Граф Федор Васильевич Ростопчин рассказывал, что граф Суворов накануне отъезда в Вену разговаривал с ним наедине о войне и о тогдашнем положении Европы. Граф Александр Васильевич начал сначала вычитать ошибки цесарских начальников, потом сообщил свои виды и намерения. «Слова текли как река. Мысли все были человека чрезвычайного. Подобное от него красноречие, – рассказывал граф Федор Васильевич, – я слышал в первый раз. Но посреди этой реки, когда я весь был превращен в слух и внимание, Суворов сам вдруг из Цицерона и Юлия Цезаря обратился в птицу и запел громко петухом. Не укротив первого движения, я вскочил и спросил у Суворова с огорчением: Как это возможно? А он взял меня за руку и, рассмеявшись, сказал: «Поживи с моё, закричишь и курицей».

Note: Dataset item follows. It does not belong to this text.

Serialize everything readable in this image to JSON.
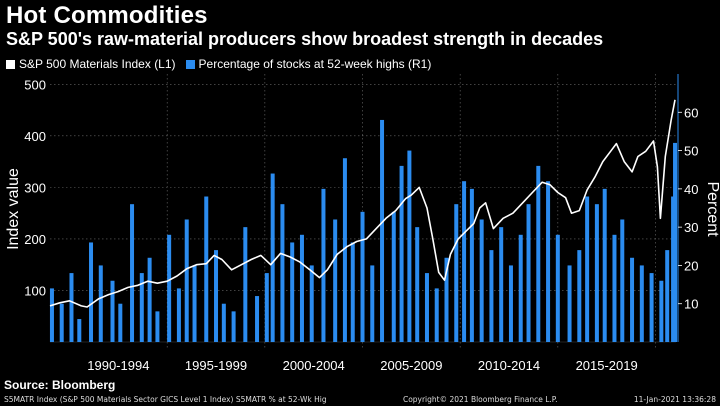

Суворов совсем не был похож на классического «екатерининского орла». Это сейчас нам трудно представить себе блестящий век Екатерины без его enfant terrible. Со своей невзрачной внешностью, с почти домостроевским нравом, исключающим галантную ветреность, Суворов стал бы для современников настоящим посмешищем, если бы не воспользовался маской посмешища мнимого. Державин в «Снигире» заметил, что наш полководец низлагал «шутками зависть, злобу штыком». К тому времени Гаврила Романович Державин хорошо изучил нрав Суворова. К такому человеку общество должно было привыкать и привыкать. И привыкало до 1794 года. Это длительное ожидание признания было мучительным и для Суворова, и для общества. Александр Васильевич, поздно получивший по заслугам, долгое время то принимался считать себя неудачником, то стоически переносил государственную неблагодарность, как и невнимание поэтов. Державин – ярчайший представитель тогдашнего просвещенного общества – на закате своих дней, конечно, стеснялся уже упомянутого мною исторического и литературного факта: в измаильской оде не был прославлен Суворов. Не только политическая ангажированность не позволила замечательному нашему поэту воспеть попавшего тогда в потёмкинскую полуопалу Суворова. Позволю себе предположение, что тогда – после Фокшан, Рымника и Измаила – Державин не разглядел ещё в Суворове гениального полководца. Помешала и репутация удачливого и горячего дикаря, закрепившаяся за Суворовым в близких Державину столичных кругах, и возможные мысли об ординарности дарования Суворова: честный, чудаковатый, искушённый в поэзии и экстравагантный в поступках генерал побил турок. Наблюдавшему за той войной из Петербурга Державину эти подвиги не могли ещё показаться доказательством гениальности, а уж когда «…шагнул – и царства покорил…» – и чудаковатость, и честность показались приметами величия.